Pemerintah Kirim 1.000 Genset untuk Percepat Pemulihan Listrik di Sumatera
Pemerintah terus mempercepat upaya pemulihan di wilayah terdampak bencana banjir bandang, dengan salah satu fokus utama pada pemulihan fasilitas kelistrikan. Melalui Kementerian Energi dan Sumber Daya Mineral (ESDM), pemerintah mengirimkan bantuan sebanyak 1.000 unit generator set (genset) untuk masyarakat terdampak di Sumatera Utara, Aceh, dan Sumatera Barat.
Pengiriman genset dilakukan menggunakan pesawat Hercules milik TNI Angkatan Udara dan mulai berjalan pada Sabtu (27/12).
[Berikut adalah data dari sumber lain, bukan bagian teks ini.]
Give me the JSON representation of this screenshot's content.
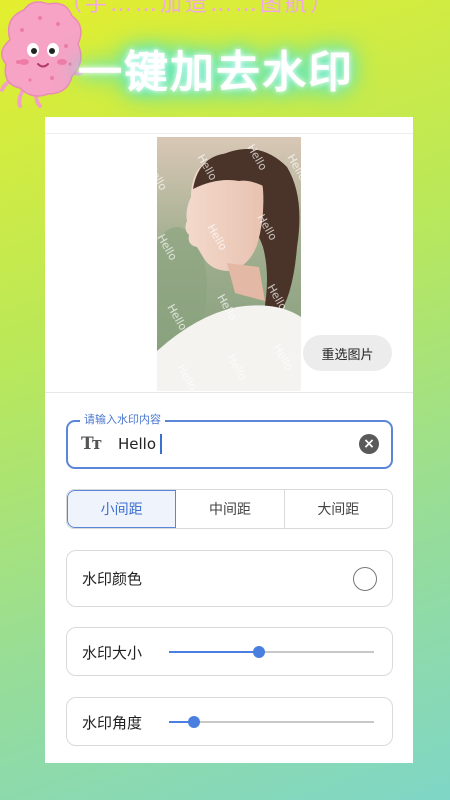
{
  "promo": {
    "headline": "一键加去水印"
  },
  "preview": {
    "watermark_text": "Hello",
    "reselect_label": "重选图片"
  },
  "watermark_input": {
    "legend": "请输入水印内容",
    "value": "Hello",
    "text_icon": "Tт"
  },
  "spacing": {
    "options": [
      "小间距",
      "中间距",
      "大间距"
    ],
    "selected_index": 0
  },
  "settings": {
    "color_label": "水印颜色",
    "size_label": "水印大小",
    "size_value": 0.44,
    "angle_label": "水印角度",
    "angle_value": 0.12
  },
  "colors": {
    "accent": "#4a7fe0",
    "headline_glow": "#39e0d6"
  }
}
Sebanyak 125 unit genset telah tiba dan diterima di Kabupaten Bener Meriah dan Aceh Tengah.
“Menteri ESDM mengirimkan 1.000 genset yang akan dibagi di tiga provinsi. Ini sudah diterima di posko kami di Bener Meriah sebanyak 125 genset,” kata Kepala Pusat Data, Informasi, dan Komunikasi Kebencanaan BNPB, Abdul Muhari, dalam konferensi pers, Minggu (28/12).
Bantuan genset tersebut diperuntukkan bagi wilayah-wilayah yang hingga kini belum kembali dialiri listrik. Genset yang dikirim memiliki kapasitas rata-rata 5 hingga 7 KVA dan tidak hanya digunakan untuk rumah warga, tetapi juga untuk memenuhi kebutuhan listrik di tenda-tenda pengungsian.
Pada kesempatan terpisah, Menteri ESDM Bahlil Lahadalia menjelaskan bahwa pengiriman genset merupakan solusi sementara bagi daerah yang infrastruktur kelistrikannya mengalami kerusakan dan belum dapat dipulihkan akibat genangan air.
Meski jaringan tegangan tinggi di sejumlah titik telah kembali terkoneksi, masih terdapat daerah yang mengalami kendala pada jaringan tegangan rendah sehingga belum bisa menerima pasokan listrik secara normal.
“Pengiriman dilakukan sebagai bagian dari respons cepat pemerintah untuk memenuhi kebutuhan dasar masyarakat pascabencana,” kata Bahlil.
Sebelum diberangkatkan, bantuan genset telah melalui proses pengecekan, pendataan, dan pengemasan sesuai standar logistik guna memastikan keamanan selama penerbangan serta kesiapan penggunaan setibanya di lokasi.
Pemerintah pusat juga telah berkoordinasi dengan pemerintah daerah, aparat setempat, dan posko penanganan bencana untuk memastikan distribusi bantuan berjalan tepat sasaran dan merata.
“Melalui pengiriman ini, kami berharap dapat meringankan beban warga terdampak banjir dan menunjukkan kehadiran negara dalam situasi darurat. Pemerintah berkomitmen memantau proses distribusi hingga bantuan benar-benar diterima dan dimanfaatkan oleh masyarakat yang membutuhkan,” ujar Bahlil.